I was dealing with feedback experts while Lord Monckton was still a teenager. They referred to that quantity as open-loop gain: the ratio of response to stimulus without feedback. The terminology they used was that the loop gain equals the product of the feedback and the open-loop gain, while closed-loop gain is given by what Lord Monckton likes to mystify as the “Bode equation.” I see no reason not to use the terminology employed by guys who actually knew what they were talking about, rather than adopt what Lord Monckton and the other johnnies-come-lately in the climate game choose to use.

Reply to  Ken L
August 9, 2015 6:38 pm

I can certainly spot a logical fallacy: Appeal to authority.

Apparently, you can’t.
Lord Monckton was contending on his say-so that the “Planck constant” was not an open-loop gain. I said that, since others had said otherwise, I saw no reason to adopt the nomenclature on the authority of someone who, trust me, is in way over his depth. This wasn’t appealing to my authority; it was declining to defer to his. (Incidentally, the “Planck constant” can, at a different level of abstraction, be considered a closed-loop gain instead; see Fig. 6 here. The issue has layers.)
Moreover, my experience is that those like Lord Monckton who rest their arguments on nomenclature rather than substance tend to be lightweights. Not equal to the rough and tumble of real substance, they bluster.
If you want to make a substantive argument, I’ll be happy to handle it. So far though, I recall encountering only one substantive objection, which I was happy to entertain.
Frankly, the other comments have been so shallow as to give me the impression that, despite the ravages of age, I’m sometimes still the smartest guy in the room–by a large margin.
Of course, that can’t be; there must be lurkers out there who are capable of discussing these issues more creditably than I. But so far I’ve seen no evidence for that possibility. So, if you’re one of those lurkers and are hiding your light under a bushel, please, take your best shot; I’m bored.
Otherwise, here’s a tip. The Monckton et al. paper is a test of one’s ability to think critically. So far, you aren’t doing so well. Try harder.

Ken L
Reply to  Joe Born
August 10, 2015 10:39 pm

If you want to make a substantive argument, I’ll be happy to handle it.
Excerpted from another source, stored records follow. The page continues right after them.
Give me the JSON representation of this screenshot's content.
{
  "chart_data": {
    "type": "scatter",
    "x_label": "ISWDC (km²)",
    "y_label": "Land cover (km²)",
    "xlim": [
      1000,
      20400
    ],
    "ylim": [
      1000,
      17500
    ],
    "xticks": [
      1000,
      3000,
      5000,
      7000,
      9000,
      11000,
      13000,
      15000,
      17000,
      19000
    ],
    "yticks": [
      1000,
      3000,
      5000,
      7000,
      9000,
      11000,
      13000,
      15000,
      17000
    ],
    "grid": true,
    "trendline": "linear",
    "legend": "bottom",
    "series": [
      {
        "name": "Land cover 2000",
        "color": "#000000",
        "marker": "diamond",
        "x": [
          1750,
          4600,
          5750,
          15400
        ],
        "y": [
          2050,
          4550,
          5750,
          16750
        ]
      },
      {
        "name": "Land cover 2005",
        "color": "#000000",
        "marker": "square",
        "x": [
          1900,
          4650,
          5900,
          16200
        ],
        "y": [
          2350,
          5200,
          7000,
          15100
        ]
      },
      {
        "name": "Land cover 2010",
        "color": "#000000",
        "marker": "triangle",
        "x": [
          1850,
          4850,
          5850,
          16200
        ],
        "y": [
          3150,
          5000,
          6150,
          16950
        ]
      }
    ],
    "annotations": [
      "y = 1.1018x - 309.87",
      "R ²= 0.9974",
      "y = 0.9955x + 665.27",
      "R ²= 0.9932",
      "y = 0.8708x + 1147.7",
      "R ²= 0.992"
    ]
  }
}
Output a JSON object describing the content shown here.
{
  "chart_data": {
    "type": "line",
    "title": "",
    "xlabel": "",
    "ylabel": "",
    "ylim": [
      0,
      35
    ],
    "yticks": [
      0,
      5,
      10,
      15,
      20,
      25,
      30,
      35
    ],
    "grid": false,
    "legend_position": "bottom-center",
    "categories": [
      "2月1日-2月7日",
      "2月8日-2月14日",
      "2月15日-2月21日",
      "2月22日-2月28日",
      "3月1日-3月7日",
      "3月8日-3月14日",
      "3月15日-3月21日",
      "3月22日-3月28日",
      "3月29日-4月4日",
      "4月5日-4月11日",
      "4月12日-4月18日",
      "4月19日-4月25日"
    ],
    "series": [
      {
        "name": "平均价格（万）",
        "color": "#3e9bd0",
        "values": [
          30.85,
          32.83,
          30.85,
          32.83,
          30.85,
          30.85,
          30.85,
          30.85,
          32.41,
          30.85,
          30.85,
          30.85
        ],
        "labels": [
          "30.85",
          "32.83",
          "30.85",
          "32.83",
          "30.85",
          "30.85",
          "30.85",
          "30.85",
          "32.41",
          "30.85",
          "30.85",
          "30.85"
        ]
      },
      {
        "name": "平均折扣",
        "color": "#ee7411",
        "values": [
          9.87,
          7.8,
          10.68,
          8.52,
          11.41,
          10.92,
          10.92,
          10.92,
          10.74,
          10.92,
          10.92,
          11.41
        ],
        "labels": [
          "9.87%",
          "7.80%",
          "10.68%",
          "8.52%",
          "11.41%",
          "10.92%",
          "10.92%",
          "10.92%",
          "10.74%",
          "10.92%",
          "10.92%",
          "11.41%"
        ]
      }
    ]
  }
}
The remarks that I characterized, as suffering from a logical fallacy were not substantive, themselves, sir. They were simply a proclamation of superiority. Quid pro quo. That’s my critical thinking for today.

RD
August 10, 2015 6:55 pm

“Dr Matt Briggs, Statistician to the Stars”
_________________________________
Great tag line and excellent blog Dr. Briggs hosts over at his site. And well done authors!